JAKARTA, KANALINDONESIA.COM: Tidak semua jabatan ASN dapat dilakukan pengisian dari anggota Polri, melainkan hanya dalam lingkup “jabatan tertentu” atau “instansi tertentu” yang diatur dalam Pasal 20 dan Pasal 109 UU 5/2014 tentang Aparatur Sipil Negara (UU ASN). Keterangan Pemerintah tersebut disampaikan oleh Edward Omar Sharif Hiariej selaku Wakil Menteri Hukum dan Hak Asasi Manusia (Wamenkumham) dalam sidang lanjutan uji materiil Pasal 28 ayat (3) dan Penjelasan Pasal 28 ayat (3) UU Polri. Sidang keempat dari Perkara Nomor 114/PUU-XXIII/2025 yang dipimpin oleh Ketua MK Suhartoyo ini dilaksanakan di Ruang Sidang Pleno MK pada Senin (8/9/2025).

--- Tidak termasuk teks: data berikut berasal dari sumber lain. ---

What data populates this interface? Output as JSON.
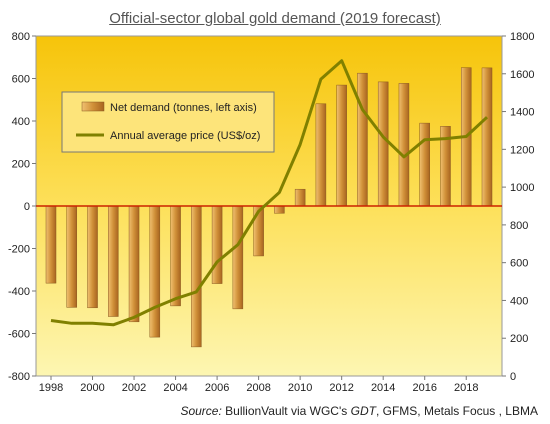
{
  "chart_data": {
    "type": "bar+line",
    "title": "Official-sector global gold demand (2019 forecast)",
    "x": [
      1998,
      1999,
      2000,
      2001,
      2002,
      2003,
      2004,
      2005,
      2006,
      2007,
      2008,
      2009,
      2010,
      2011,
      2012,
      2013,
      2014,
      2015,
      2016,
      2017,
      2018,
      2019
    ],
    "x_tick_labels": [
      "1998",
      "2000",
      "2002",
      "2004",
      "2006",
      "2008",
      "2010",
      "2012",
      "2014",
      "2016",
      "2018"
    ],
    "left_axis": {
      "ylim": [
        -800,
        800
      ],
      "ticks": [
        "800",
        "600",
        "400",
        "200",
        "0",
        "-200",
        "-400",
        "-600",
        "-800"
      ]
    },
    "right_axis": {
      "ylim": [
        0,
        1800
      ],
      "ticks": [
        "1800",
        "1600",
        "1400",
        "1200",
        "1000",
        "800",
        "600",
        "400",
        "200",
        "0"
      ]
    },
    "series": [
      {
        "name": "Net demand (tonnes, left axis)",
        "kind": "bar",
        "axis": "left",
        "color": "#d9a040",
        "values": [
          -363,
          -477,
          -479,
          -520,
          -545,
          -617,
          -470,
          -663,
          -365,
          -484,
          -235,
          -34,
          79,
          481,
          569,
          625,
          584,
          577,
          390,
          375,
          651,
          650
        ]
      },
      {
        "name": "Annual average price (US$/oz)",
        "kind": "line",
        "axis": "right",
        "color": "#808000",
        "values": [
          294,
          279,
          279,
          271,
          310,
          363,
          409,
          445,
          604,
          695,
          872,
          972,
          1225,
          1572,
          1669,
          1411,
          1266,
          1160,
          1251,
          1257,
          1268,
          1370
        ]
      }
    ],
    "legend_placement": "upper-left",
    "grid": false,
    "source": {
      "label": "Source:",
      "text1": "BullionVault via WGC's",
      "em": "GDT",
      "text2": ", GFMS, Metals Focus , LBMA"
    }
  }
}
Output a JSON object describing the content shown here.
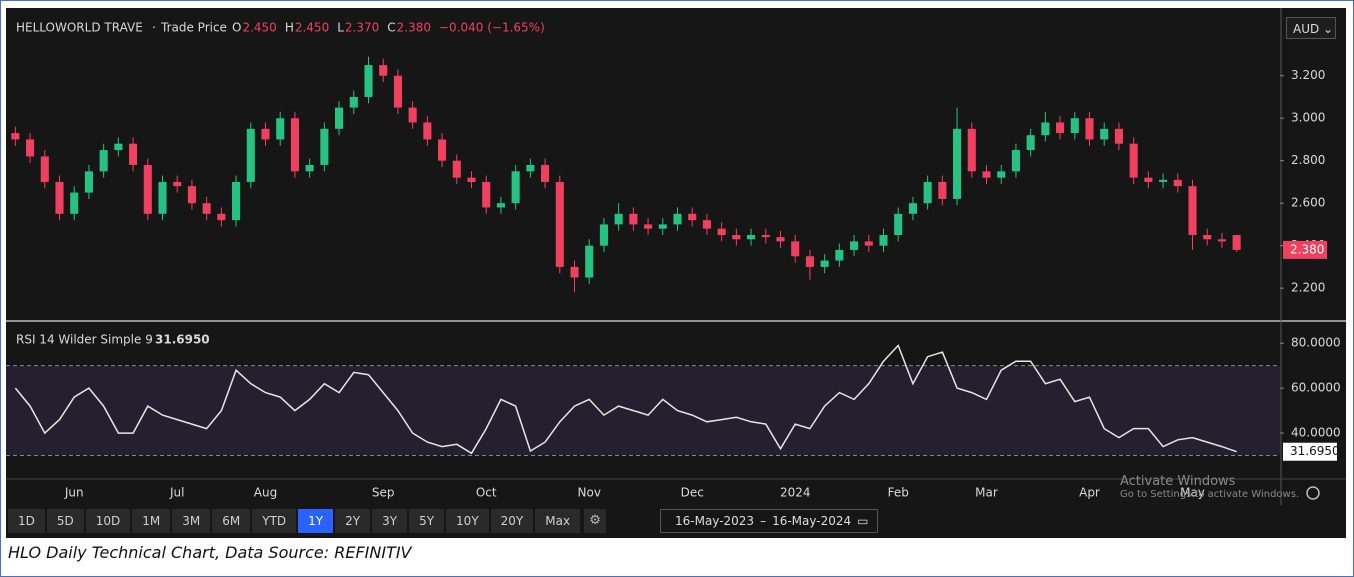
{
  "header": {
    "symbol": "HELLOWORLD TRAVE",
    "separator": "·",
    "price_type": "Trade Price",
    "ohlc": [
      {
        "key": "O",
        "label": "2.450"
      },
      {
        "key": "H",
        "label": "2.450"
      },
      {
        "key": "L",
        "label": "2.370"
      },
      {
        "key": "C",
        "label": "2.380"
      }
    ],
    "change": "−0.040 (−1.65%)",
    "currency": "AUD"
  },
  "chart_data": [
    {
      "type": "candlestick",
      "up_color": "#26c281",
      "down_color": "#f0405f",
      "xlim": [
        -0.5,
        83.5
      ],
      "ylim": [
        2.05,
        3.5
      ],
      "yticks": [
        {
          "value": 2.2,
          "label": "2.200"
        },
        {
          "value": 2.4,
          "label": "2.400"
        },
        {
          "value": 2.6,
          "label": "2.600"
        },
        {
          "value": 2.8,
          "label": "2.800"
        },
        {
          "value": 3.0,
          "label": "3.000"
        },
        {
          "value": 3.2,
          "label": "3.200"
        }
      ],
      "last_label": "2.380",
      "open": [
        2.93,
        2.9,
        2.82,
        2.7,
        2.55,
        2.65,
        2.75,
        2.85,
        2.88,
        2.78,
        2.55,
        2.7,
        2.68,
        2.6,
        2.55,
        2.52,
        2.7,
        2.95,
        2.9,
        3.0,
        2.75,
        2.78,
        2.95,
        3.05,
        3.1,
        3.25,
        3.2,
        3.05,
        2.98,
        2.9,
        2.8,
        2.72,
        2.7,
        2.58,
        2.6,
        2.75,
        2.78,
        2.7,
        2.3,
        2.25,
        2.4,
        2.5,
        2.55,
        2.5,
        2.48,
        2.5,
        2.55,
        2.52,
        2.48,
        2.45,
        2.43,
        2.45,
        2.44,
        2.42,
        2.35,
        2.3,
        2.33,
        2.38,
        2.42,
        2.4,
        2.45,
        2.55,
        2.6,
        2.7,
        2.62,
        2.95,
        2.75,
        2.72,
        2.75,
        2.85,
        2.92,
        2.98,
        2.93,
        3.0,
        2.9,
        2.95,
        2.88,
        2.72,
        2.7,
        2.71,
        2.68,
        2.45,
        2.43,
        2.45
      ],
      "high": [
        2.96,
        2.93,
        2.85,
        2.73,
        2.68,
        2.78,
        2.88,
        2.91,
        2.91,
        2.81,
        2.73,
        2.73,
        2.71,
        2.63,
        2.58,
        2.73,
        2.98,
        2.98,
        3.03,
        3.03,
        2.81,
        2.98,
        3.08,
        3.13,
        3.29,
        3.28,
        3.23,
        3.08,
        3.01,
        2.93,
        2.83,
        2.75,
        2.73,
        2.63,
        2.78,
        2.81,
        2.81,
        2.73,
        2.33,
        2.43,
        2.53,
        2.6,
        2.58,
        2.53,
        2.53,
        2.58,
        2.58,
        2.55,
        2.51,
        2.48,
        2.48,
        2.48,
        2.47,
        2.45,
        2.38,
        2.36,
        2.41,
        2.45,
        2.45,
        2.48,
        2.58,
        2.63,
        2.73,
        2.73,
        3.05,
        2.98,
        2.78,
        2.78,
        2.88,
        2.95,
        3.03,
        3.01,
        3.03,
        3.03,
        2.98,
        2.98,
        2.91,
        2.75,
        2.74,
        2.74,
        2.71,
        2.48,
        2.46,
        2.45
      ],
      "low": [
        2.87,
        2.79,
        2.67,
        2.52,
        2.52,
        2.62,
        2.72,
        2.82,
        2.75,
        2.52,
        2.52,
        2.65,
        2.57,
        2.52,
        2.49,
        2.49,
        2.67,
        2.87,
        2.87,
        2.72,
        2.72,
        2.75,
        2.92,
        3.02,
        3.07,
        3.17,
        3.02,
        2.95,
        2.87,
        2.77,
        2.69,
        2.67,
        2.55,
        2.55,
        2.57,
        2.72,
        2.67,
        2.27,
        2.18,
        2.22,
        2.37,
        2.47,
        2.47,
        2.45,
        2.45,
        2.47,
        2.49,
        2.45,
        2.42,
        2.4,
        2.4,
        2.41,
        2.39,
        2.32,
        2.24,
        2.27,
        2.3,
        2.35,
        2.37,
        2.37,
        2.42,
        2.52,
        2.57,
        2.59,
        2.59,
        2.72,
        2.69,
        2.69,
        2.72,
        2.82,
        2.89,
        2.9,
        2.9,
        2.87,
        2.87,
        2.85,
        2.69,
        2.67,
        2.67,
        2.65,
        2.38,
        2.4,
        2.39,
        2.37
      ],
      "close": [
        2.9,
        2.82,
        2.7,
        2.55,
        2.65,
        2.75,
        2.85,
        2.88,
        2.78,
        2.55,
        2.7,
        2.68,
        2.6,
        2.55,
        2.52,
        2.7,
        2.95,
        2.9,
        3.0,
        2.75,
        2.78,
        2.95,
        3.05,
        3.1,
        3.25,
        3.2,
        3.05,
        2.98,
        2.9,
        2.8,
        2.72,
        2.7,
        2.58,
        2.6,
        2.75,
        2.78,
        2.7,
        2.3,
        2.25,
        2.4,
        2.5,
        2.55,
        2.5,
        2.48,
        2.5,
        2.55,
        2.52,
        2.48,
        2.45,
        2.43,
        2.45,
        2.44,
        2.42,
        2.35,
        2.3,
        2.33,
        2.38,
        2.42,
        2.4,
        2.45,
        2.55,
        2.6,
        2.7,
        2.62,
        2.95,
        2.75,
        2.72,
        2.75,
        2.85,
        2.92,
        2.98,
        2.93,
        3.0,
        2.9,
        2.95,
        2.88,
        2.72,
        2.7,
        2.71,
        2.68,
        2.45,
        2.43,
        2.42,
        2.38
      ]
    },
    {
      "type": "line",
      "title": "RSI 14 Wilder Simple 9",
      "value_label": "31.6950",
      "color": "#e6e6e6",
      "band_color": "#7e57c2",
      "bands": [
        30,
        70
      ],
      "xlim": [
        -0.5,
        83.5
      ],
      "ylim": [
        20,
        89
      ],
      "yticks": [
        {
          "value": 40,
          "label": "40.0000"
        },
        {
          "value": 60,
          "label": "60.0000"
        },
        {
          "value": 80,
          "label": "80.0000"
        }
      ],
      "xticks": [
        {
          "value": 4,
          "label": "Jun"
        },
        {
          "value": 11,
          "label": "Jul"
        },
        {
          "value": 17,
          "label": "Aug"
        },
        {
          "value": 25,
          "label": "Sep"
        },
        {
          "value": 32,
          "label": "Oct"
        },
        {
          "value": 39,
          "label": "Nov"
        },
        {
          "value": 46,
          "label": "Dec"
        },
        {
          "value": 53,
          "label": "2024"
        },
        {
          "value": 60,
          "label": "Feb"
        },
        {
          "value": 66,
          "label": "Mar"
        },
        {
          "value": 73,
          "label": "Apr"
        },
        {
          "value": 80,
          "label": "May"
        }
      ],
      "values": [
        60,
        52,
        40,
        46,
        56,
        60,
        52,
        40,
        40,
        52,
        48,
        46,
        44,
        42,
        50,
        68,
        62,
        58,
        56,
        50,
        55,
        62,
        58,
        67,
        66,
        58,
        50,
        40,
        36,
        34,
        35,
        31,
        42,
        55,
        52,
        32,
        36,
        45,
        52,
        55,
        48,
        52,
        50,
        48,
        55,
        50,
        48,
        45,
        46,
        47,
        45,
        44,
        33,
        44,
        42,
        52,
        58,
        55,
        62,
        72,
        79,
        62,
        74,
        76,
        60,
        58,
        55,
        68,
        72,
        72,
        62,
        64,
        54,
        56,
        42,
        38,
        42,
        42,
        34,
        37,
        38,
        36,
        34,
        31.695
      ]
    }
  ],
  "toolbar": {
    "periods": [
      "1D",
      "5D",
      "10D",
      "1M",
      "3M",
      "6M",
      "YTD",
      "1Y",
      "2Y",
      "3Y",
      "5Y",
      "10Y",
      "20Y",
      "Max"
    ],
    "active": "1Y",
    "date_from": "16-May-2023",
    "date_sep": "–",
    "date_to": "16-May-2024"
  },
  "watermark": {
    "title": "Activate Windows",
    "text": "Go to Settings to activate Windows."
  },
  "caption": "HLO Daily Technical Chart, Data Source: REFINITIV"
}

Lebih jelas terhadap permohonan yang diajukan oleh Syamsul Jahidin (Pemohon I) dan Christian Adrianus Sihite (Pemohon II) ini, Eddy Hiariej mengatakan terkait jabatan ASN tertentu yang dapat diisi oleh anggota kepolisian tersebut telah diatur dalam Peraturan Kepolisian Negara Republik Indonesia Nomor 12 Tahun 2018 tentang Perubahan Atas Peraturan Kepala Kepolisian Negara Republik Indonesia Nomor 4 Tahun 2017 Tentang Penugasan Anggota Kepolisian Negara Republik Indonesia Di Luar Struktur Organisasi. Beberapa jenis penugasan anggota Polri di luar struktur organisasi tersebut meliputi penugasan di dalam negeri dan luar negeri, dan jabatan untuk dalam penugasan anggota Polri di dalam negeri meliputi jabatan struktural dan fungsional.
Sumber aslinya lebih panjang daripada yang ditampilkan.